Sergej Prokofieff verabschiedet sich aus dem Vorstand

"In Absprache mit meinen Vorstandskollegen habe ich mich entschlossen, ab der kommenden Generalversammlung (2013) den Status eines emeritierten Vorstandsmitglieds anzunehmen. Dies wird in meiner Situation bedeuten, dass ich nicht nur keine Tätigkeit im Goethe­anum ausführen (so wie es ja in den vergangenen beiden Jahren bereits der Fall war), sondern auch auf jegliche Art interner Information und auf allen Schriftverkehr verzichten werde. Mein Name wird dann auf keinen Mitteilungen und Dokumenten des Vorstands mehr erscheinen."

Der seinerseits stets umstrittene (hier ein aktueller Beitrag bei den Egoisten) Prokofieff, der sich 2009 gegen den Einfluss von Judith von Halle ausgesprochen hatte, verabschiedet sich in einem offenen Brief aus seiner offiziellen Vorstandsarbeit. Seine Vorstandspräsenz, Vortragstätigkeit sowie die Korrespondenz stellt er ein, nicht aber seine Publikationen.

Im aktuellen Heft der "Mitteilungen aus der anthroposophischen Arbeit in Deutschland" (S. 3) hatte man gerade noch der Hoffnung Ausdruck gegeben, die Konflikte um die Ausrichtung der Vorstandsarbeit mögen beigelegt werden:

"Im Mittelpunkt stand dabei die Auseinandersetzung im Goetheanum-Vorstand um eine sachgemäße und tragfähige Entwicklungsrichtung der Allgemeinen Anthroposophischen Gesellschaft. Durch seinen Beitrag an der letztjährigen Generalversammlung hatte  Sergej Prokofieff eine Kontroverse kenntlich gemacht, welche die Zusammenarbeit im Vorstand schwierig mache. Später war das durch eine Veröffentlichung der dargestellten Inhalte unter dem Titel «Wie stehen wir heute vor Rudolf Steiner?» über den Teilnehmerkreis der Generalversammlung hinaus bekannt geworden.Der dadurch unübersehbar gewordene Gegensatz spiegelte sich rasch durch Polarisierungserscheinungen in der Mitgliedschaft.
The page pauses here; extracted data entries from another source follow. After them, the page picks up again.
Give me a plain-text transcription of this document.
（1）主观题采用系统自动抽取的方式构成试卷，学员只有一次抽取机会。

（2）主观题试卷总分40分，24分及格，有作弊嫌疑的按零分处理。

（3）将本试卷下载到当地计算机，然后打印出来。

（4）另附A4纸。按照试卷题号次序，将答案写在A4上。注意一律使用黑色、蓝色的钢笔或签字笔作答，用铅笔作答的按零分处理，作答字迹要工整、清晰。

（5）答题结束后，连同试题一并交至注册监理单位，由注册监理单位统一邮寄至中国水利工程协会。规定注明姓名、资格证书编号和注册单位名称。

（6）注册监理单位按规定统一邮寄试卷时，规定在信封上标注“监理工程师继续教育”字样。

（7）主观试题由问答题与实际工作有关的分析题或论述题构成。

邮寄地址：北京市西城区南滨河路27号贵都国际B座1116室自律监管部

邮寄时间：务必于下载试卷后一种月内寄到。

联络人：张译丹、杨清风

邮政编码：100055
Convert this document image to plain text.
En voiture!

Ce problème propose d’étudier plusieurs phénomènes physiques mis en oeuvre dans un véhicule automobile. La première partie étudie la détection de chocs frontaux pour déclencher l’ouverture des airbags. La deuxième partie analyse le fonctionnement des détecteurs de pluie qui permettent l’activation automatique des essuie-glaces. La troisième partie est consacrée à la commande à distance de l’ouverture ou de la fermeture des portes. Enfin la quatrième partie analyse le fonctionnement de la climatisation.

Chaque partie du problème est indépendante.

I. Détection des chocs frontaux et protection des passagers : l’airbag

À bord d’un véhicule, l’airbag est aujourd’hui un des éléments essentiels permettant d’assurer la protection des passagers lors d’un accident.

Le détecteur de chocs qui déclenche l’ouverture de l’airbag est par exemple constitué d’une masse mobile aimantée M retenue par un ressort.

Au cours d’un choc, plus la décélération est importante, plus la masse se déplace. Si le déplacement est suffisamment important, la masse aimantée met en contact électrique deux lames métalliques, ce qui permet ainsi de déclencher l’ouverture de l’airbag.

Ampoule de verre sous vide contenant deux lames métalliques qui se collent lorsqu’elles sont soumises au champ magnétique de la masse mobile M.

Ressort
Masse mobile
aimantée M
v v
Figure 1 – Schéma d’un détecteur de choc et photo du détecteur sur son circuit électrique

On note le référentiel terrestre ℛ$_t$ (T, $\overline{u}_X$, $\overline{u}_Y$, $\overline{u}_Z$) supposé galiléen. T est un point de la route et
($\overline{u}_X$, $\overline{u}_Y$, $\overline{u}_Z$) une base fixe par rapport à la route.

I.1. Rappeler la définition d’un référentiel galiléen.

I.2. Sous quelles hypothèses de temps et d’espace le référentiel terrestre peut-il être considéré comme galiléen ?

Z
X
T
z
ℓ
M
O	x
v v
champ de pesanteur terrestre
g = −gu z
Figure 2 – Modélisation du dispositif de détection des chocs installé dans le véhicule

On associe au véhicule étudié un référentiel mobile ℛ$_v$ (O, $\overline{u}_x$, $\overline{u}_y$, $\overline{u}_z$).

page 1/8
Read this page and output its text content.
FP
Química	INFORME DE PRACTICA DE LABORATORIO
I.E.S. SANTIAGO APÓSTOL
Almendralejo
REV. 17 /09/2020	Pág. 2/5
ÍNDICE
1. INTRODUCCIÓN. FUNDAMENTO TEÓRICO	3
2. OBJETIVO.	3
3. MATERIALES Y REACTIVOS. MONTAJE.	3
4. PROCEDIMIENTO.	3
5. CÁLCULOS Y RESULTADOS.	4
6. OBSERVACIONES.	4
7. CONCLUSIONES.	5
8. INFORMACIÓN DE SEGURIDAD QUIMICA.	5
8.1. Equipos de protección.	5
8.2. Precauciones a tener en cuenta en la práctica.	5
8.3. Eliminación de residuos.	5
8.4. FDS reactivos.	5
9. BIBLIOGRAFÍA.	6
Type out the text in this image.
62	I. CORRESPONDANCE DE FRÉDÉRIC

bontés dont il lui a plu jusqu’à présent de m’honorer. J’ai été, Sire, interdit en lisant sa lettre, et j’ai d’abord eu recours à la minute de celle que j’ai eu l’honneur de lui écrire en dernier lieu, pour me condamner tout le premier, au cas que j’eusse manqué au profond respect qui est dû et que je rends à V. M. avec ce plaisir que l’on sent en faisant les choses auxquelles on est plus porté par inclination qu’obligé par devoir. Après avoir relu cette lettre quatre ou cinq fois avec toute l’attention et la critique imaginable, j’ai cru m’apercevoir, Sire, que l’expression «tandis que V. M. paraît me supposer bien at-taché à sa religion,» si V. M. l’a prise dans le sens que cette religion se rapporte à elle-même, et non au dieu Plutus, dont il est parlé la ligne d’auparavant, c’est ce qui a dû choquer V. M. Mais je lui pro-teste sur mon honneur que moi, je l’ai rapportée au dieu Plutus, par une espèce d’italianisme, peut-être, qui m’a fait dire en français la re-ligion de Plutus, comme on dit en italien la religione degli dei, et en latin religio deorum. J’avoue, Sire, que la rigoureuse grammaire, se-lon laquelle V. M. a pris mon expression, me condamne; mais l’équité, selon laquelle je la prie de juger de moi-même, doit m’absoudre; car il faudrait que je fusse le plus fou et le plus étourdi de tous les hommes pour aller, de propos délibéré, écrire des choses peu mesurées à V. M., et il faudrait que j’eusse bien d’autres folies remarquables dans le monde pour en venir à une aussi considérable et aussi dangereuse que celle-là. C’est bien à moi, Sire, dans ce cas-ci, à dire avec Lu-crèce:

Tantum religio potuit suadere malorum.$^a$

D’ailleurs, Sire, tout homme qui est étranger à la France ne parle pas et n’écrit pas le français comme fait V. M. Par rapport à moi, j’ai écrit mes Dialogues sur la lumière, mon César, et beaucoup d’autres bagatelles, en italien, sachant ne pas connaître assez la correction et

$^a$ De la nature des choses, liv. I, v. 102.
Einzelne Protagonisten riefen zu Versammlungen auf, in denen ein «Unfall» der Anthroposophischen Gesellschaft konstatiert und nach Notärzten gerufen wurde, welche die Unfallopfer zu retten vermöchten."

Kommentare

  1. Was wichtig ist,aber oben nicht zitiert ist was Prokofieff schreibt ueber seine Gesundheit. Nun hat es der Anschein durch dieses nebeneinander stellen von zwei Berichte das etwas anderes der Hauptsache sein konnte des Beschluss von Prokofieff. Was natuerlich auch nicht aus zu schliessen waere.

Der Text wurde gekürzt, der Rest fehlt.